かつて女性が暮らしていた形跡をわずかに残し、時間が止まったような牢だった。
「ハンスの産まれた場所だ」
「え? ここで?」
レナは思わず眉をひそめた。
まだ十五歳のレナにでも、ここが子供を生み育てる事に適した場所でないことは分かった。
「五歳の頃の記憶なのに、何もかもが今起きたことのように、思い出せるんだよ。そして、あの悲劇を招いたのは僕なのかもしれない」
ブルーノの視線は、古びた揺り椅子を見つめていた。
「絶対に、この階段の下へ行ってはいけません」
両親からも乳母からも、きつく言いつけられていた。
その階段の下からは、物凄く物凄く小さな歌声が聞こえていた。
「あれは、城に住む幽霊の仕業です。子供が近付くと取り憑かれてしまい、二度とご両親と会う事はかないません」
そんな怖い場所が、何故この素晴らしい宮殿の中にあるのか。
誰も、明確には答えてくれなかった。
そして、階段の前に立ってしまった。
「ぼ、僕はムートル国第一王子のブルーノだぞ! 怖くなんか無いぞ!」
階段の下に向かって叫んだ。
ふっ、と歌声が途切れた。
「ブルーノ王子は、お強いんですね」
とても優しい、囁くような声だった。
ブルーノは驚いて、思わず逃げ出してしまった。
「僕は幽霊なんて、怖くないんだからな!」
乳母に強がって言ってしまった事で、ブルーノは地下へ繋がる階段へ近付くことを禁止されてしまった。
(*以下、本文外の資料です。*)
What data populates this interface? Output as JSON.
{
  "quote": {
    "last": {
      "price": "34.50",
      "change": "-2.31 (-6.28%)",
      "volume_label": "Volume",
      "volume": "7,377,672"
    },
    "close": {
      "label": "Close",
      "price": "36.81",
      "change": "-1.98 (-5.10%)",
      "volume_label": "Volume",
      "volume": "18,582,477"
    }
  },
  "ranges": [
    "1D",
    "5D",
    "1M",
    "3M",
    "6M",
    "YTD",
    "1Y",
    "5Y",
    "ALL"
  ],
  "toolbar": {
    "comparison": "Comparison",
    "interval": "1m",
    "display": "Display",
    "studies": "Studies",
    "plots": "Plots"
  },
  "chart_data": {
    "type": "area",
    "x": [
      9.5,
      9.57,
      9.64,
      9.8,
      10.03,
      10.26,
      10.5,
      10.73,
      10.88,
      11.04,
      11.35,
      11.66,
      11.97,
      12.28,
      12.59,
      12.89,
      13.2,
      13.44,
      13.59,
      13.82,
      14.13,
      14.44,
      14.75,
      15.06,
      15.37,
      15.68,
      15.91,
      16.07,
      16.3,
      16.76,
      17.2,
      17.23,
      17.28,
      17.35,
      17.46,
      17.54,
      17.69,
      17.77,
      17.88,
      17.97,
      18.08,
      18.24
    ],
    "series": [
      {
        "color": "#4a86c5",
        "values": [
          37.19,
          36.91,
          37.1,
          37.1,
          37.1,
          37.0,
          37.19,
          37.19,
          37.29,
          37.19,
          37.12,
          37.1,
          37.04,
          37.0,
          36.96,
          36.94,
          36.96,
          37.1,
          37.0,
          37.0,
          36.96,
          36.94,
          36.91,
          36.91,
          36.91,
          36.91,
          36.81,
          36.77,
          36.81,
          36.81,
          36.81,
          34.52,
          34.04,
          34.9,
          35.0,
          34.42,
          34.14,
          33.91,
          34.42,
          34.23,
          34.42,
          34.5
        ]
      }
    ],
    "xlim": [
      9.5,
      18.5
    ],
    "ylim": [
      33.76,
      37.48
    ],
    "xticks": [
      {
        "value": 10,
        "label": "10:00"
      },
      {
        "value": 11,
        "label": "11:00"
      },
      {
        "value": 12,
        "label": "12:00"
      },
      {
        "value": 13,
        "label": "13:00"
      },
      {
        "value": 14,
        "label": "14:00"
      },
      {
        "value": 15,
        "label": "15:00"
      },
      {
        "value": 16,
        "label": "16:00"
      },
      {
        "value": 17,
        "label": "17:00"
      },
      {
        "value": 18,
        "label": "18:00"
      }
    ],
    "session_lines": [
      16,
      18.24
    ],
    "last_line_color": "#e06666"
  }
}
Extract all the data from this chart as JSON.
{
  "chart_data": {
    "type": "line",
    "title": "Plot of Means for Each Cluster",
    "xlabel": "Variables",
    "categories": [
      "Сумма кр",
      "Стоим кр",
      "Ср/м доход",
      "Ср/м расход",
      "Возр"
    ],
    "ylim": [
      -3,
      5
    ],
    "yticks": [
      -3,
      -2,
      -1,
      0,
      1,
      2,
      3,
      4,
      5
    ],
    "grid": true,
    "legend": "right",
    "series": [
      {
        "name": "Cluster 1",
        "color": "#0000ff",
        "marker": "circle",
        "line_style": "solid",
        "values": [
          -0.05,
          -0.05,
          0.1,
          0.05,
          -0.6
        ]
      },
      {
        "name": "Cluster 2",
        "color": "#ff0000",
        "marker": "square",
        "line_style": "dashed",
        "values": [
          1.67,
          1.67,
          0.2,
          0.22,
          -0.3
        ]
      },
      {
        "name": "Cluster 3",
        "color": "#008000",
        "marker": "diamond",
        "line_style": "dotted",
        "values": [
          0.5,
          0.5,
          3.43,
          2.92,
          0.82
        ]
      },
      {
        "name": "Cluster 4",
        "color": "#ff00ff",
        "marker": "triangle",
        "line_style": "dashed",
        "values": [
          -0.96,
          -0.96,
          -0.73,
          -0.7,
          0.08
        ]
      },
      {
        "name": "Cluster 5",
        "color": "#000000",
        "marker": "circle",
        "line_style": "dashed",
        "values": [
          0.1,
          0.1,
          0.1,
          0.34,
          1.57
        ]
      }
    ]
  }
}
ところが、数日後、宮殿の周り散歩している最中に、あの歌声が聞こえてくる事に気が付いた。
風に乗って聞こえてくるようで、ブルーノは大人の目を盗んで声の元を探した。
それは、宮殿の外壁地面すれすれに造られた、小さな小さな空気口からだった。
ブルーノは思わず、そこへ小さな手を差し入れた。
「その小さな美しい手は、ブルーノ王子かしら?」
あの声だった。
「その空気口が、あの小さな窓?」
「そうだよ」
リンダは、この地下牢で唯一の光を、あの小さな空気口から得ていたのだ。
「僕はリンダの歌が好きだったんだ」
「ねぇ、歌って」
ブルーノは、空気口に向かっていった。
すると、あの囁くような美しい歌声が聞こえてきた。
歌声を聴きながら、ブルーノは近くにあった花壇から、花を一輪取ってきて空気口から下に落とした。
「まぁ、可愛らしいお花。ありがとう、ブルーノ王子!」
こうしてリンダとブルーノの交流が、宮殿の片隅で始まった。